Much like Raleigh was, well, picked on over and over again for trying to build a startup community around its foundation of corporate suits and public sector roots, Charlotte has to bring what it has to the table and build something different. It’s not going to look like Silicon Valley, or New York, or even Durham. And that’s totally the way it should be.
There is no direct path or step-by-step plan to build a startup community in a place where one doesn’t exist. In fact, technically, there’s no such thing as building a startup community. It’s already there. Any added involvement should go into identifying, connecting, assisting, and then strengthening the players.

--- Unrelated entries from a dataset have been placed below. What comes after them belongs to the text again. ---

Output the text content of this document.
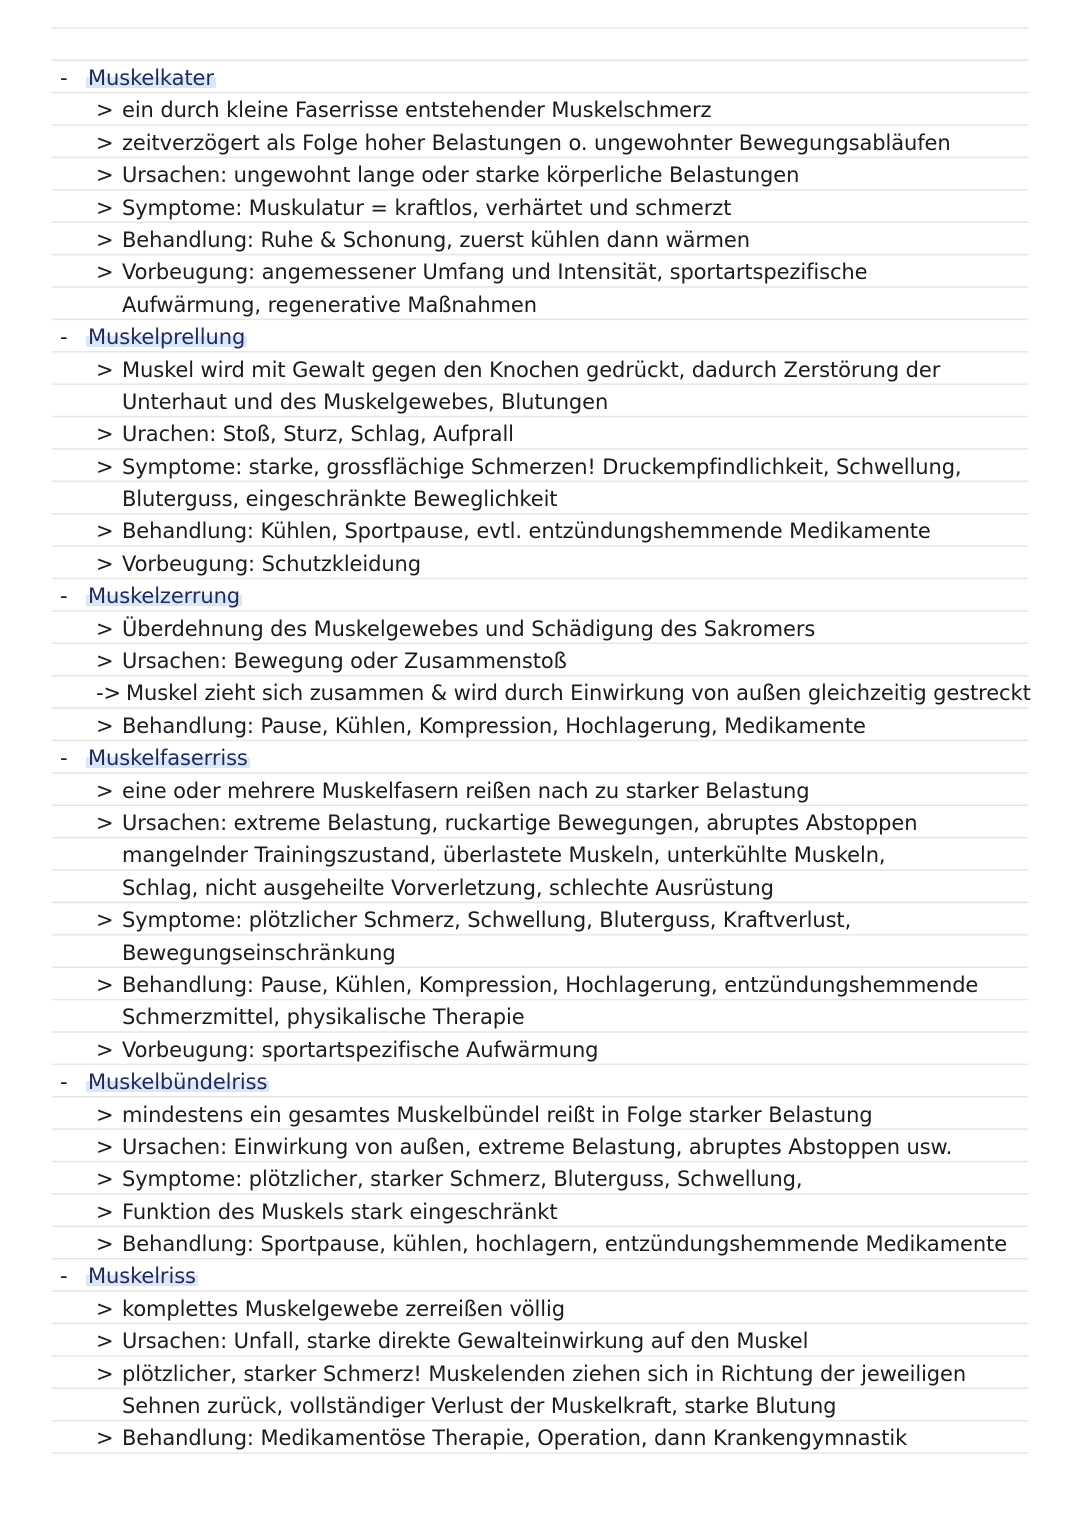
- Muskelkater
> ein durch kleine Faserrisse entstehender Muskelschmerz
> zeitverzögert als Folge hoher Belastungen o. ungewohnter Bewegungsabläufen
> Ursachen: ungewohnt lange oder starke körperliche Belastungen
> Symptome: Muskulatur = kraftlos, verhärtet und schmerzt
> Behandlung: Ruhe & Schonung, zuerst kühlen dann wärmen
> Vorbeugung: angemessener Umfang und Intensität, sportartspezifische
Aufwärmung, regenerative Maßnahmen
- Muskelprellung
> Muskel wird mit Gewalt gegen den Knochen gedrückt, dadurch Zerstörung der
Unterhaut und des Muskelgewebes, Blutungen
> Urachen: Stoß, Sturz, Schlag, Aufprall
> Symptome: starke, grossflächige Schmerzen! Druckempfindlichkeit, Schwellung,
Bluterguss, eingeschränkte Beweglichkeit
> Behandlung: Kühlen, Sportpause, evtl. entzündungshemmende Medikamente
> Vorbeugung: Schutzkleidung
- Muskelzerrung
> Überdehnung des Muskelgewebes und Schädigung des Sakromers
> Ursachen: Bewegung oder Zusammenstoß
-> Muskel zieht sich zusammen & wird durch Einwirkung von außen gleichzeitig gestreckt
> Behandlung: Pause, Kühlen, Kompression, Hochlagerung, Medikamente
- Muskelfaserriss
> eine oder mehrere Muskelfasern reißen nach zu starker Belastung
> Ursachen: extreme Belastung, ruckartige Bewegungen, abruptes Abstoppen
mangelnder Trainingszustand, überlastete Muskeln, unterkühlte Muskeln,
Schlag, nicht ausgeheilte Vorverletzung, schlechte Ausrüstung
> Symptome: plötzlicher Schmerz, Schwellung, Bluterguss, Kraftverlust,
Bewegungseinschränkung
> Behandlung: Pause, Kühlen, Kompression, Hochlagerung, entzündungshemmende
Schmerzmittel, physikalische Therapie
> Vorbeugung: sportartspezifische Aufwärmung
- Muskelbündelriss
> mindestens ein gesamtes Muskelbündel reißt in Folge starker Belastung
> Ursachen: Einwirkung von außen, extreme Belastung, abruptes Abstoppen usw.
> Symptome: plötzlicher, starker Schmerz, Bluterguss, Schwellung,
> Funktion des Muskels stark eingeschränkt
> Behandlung: Sportpause, kühlen, hochlagern, entzündungshemmende Medikamente
- Muskelriss
> komplettes Muskelgewebe zerreißen völlig
> Ursachen: Unfall, starke direkte Gewalteinwirkung auf den Muskel
> plötzlicher, starker Schmerz! Muskelenden ziehen sich in Richtung der jeweiligen
Sehnen zurück, vollständiger Verlust der Muskelkraft, starke Blutung
> Behandlung: Medikamentöse Therapie, Operation, dann Krankengymnastik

A pat on the back and declarations of “you are the future of this economy” are one thing. Seed money and a bunch of mentoring given to young people based on the viability of their business model is another.
Guess which one is inherently far more valuable. Hint: It’s the one with the money.
So with that I bring you the SHAPE Charlotte business model competition for 18-30-year-old entrepreneurs living and working within the confines of Charlotte’s Meckelenberg County. There’s an information session Tuesday, September 25th at 6:00 p.m., and applications are due October 10th.
The basic premise is for aspiring entrepreneurs to bring their ideas to the table, and I like the fact that they tie this competition to tackling the problem of youth unemployment, since my premise is that this whole startup thing is not a craze, but an evolution.
The collection of ideas will then be whittled down and converted to plans and/or models with the help of mentors. Videos will be made and five-minute presentations will be delivered to a panel of judges that include Peak 10’s David Jones and Yap’s Igor Jablokov. The top two get the cash and additional help to launch their business.
So it really doesn’t matter what the makeup of the organization is, or for that matter what the city is known for or not known for. The startups are there, and they need every little bit of support they can get. This is that.
Therefore, it shouldn’t make a bit of difference that there aren’t enough T-shirts and hoodies in the mix.
Why, I remember just a few short years ago, seriously, like 2009, when outside of the NC IDEA Grant (which is state-wide anyway), the only way an early-stage startup in the Triangle got any attention was through these same types of business plan competitions where the prize was a few connections to lawyers, accountants, and maybe an investor or two.
Today, entrepreneurs are flocking here from all over the country to be a part of a vibrant, inclusive, and seriously passionate startup community.
You’ve got to start somewhere.
A great place to start is spreading the word about events like these and anything else that remotely smells like this. Sure, it’s our job at ExitEvent to be on top of startup stuff in developing startup communities before anyone else — so we’ll jump the gun at the first gun-jumpable moment. But a word to all you friends of the startup community in Charlotte, $15K and mentoring sure sounds legit to me.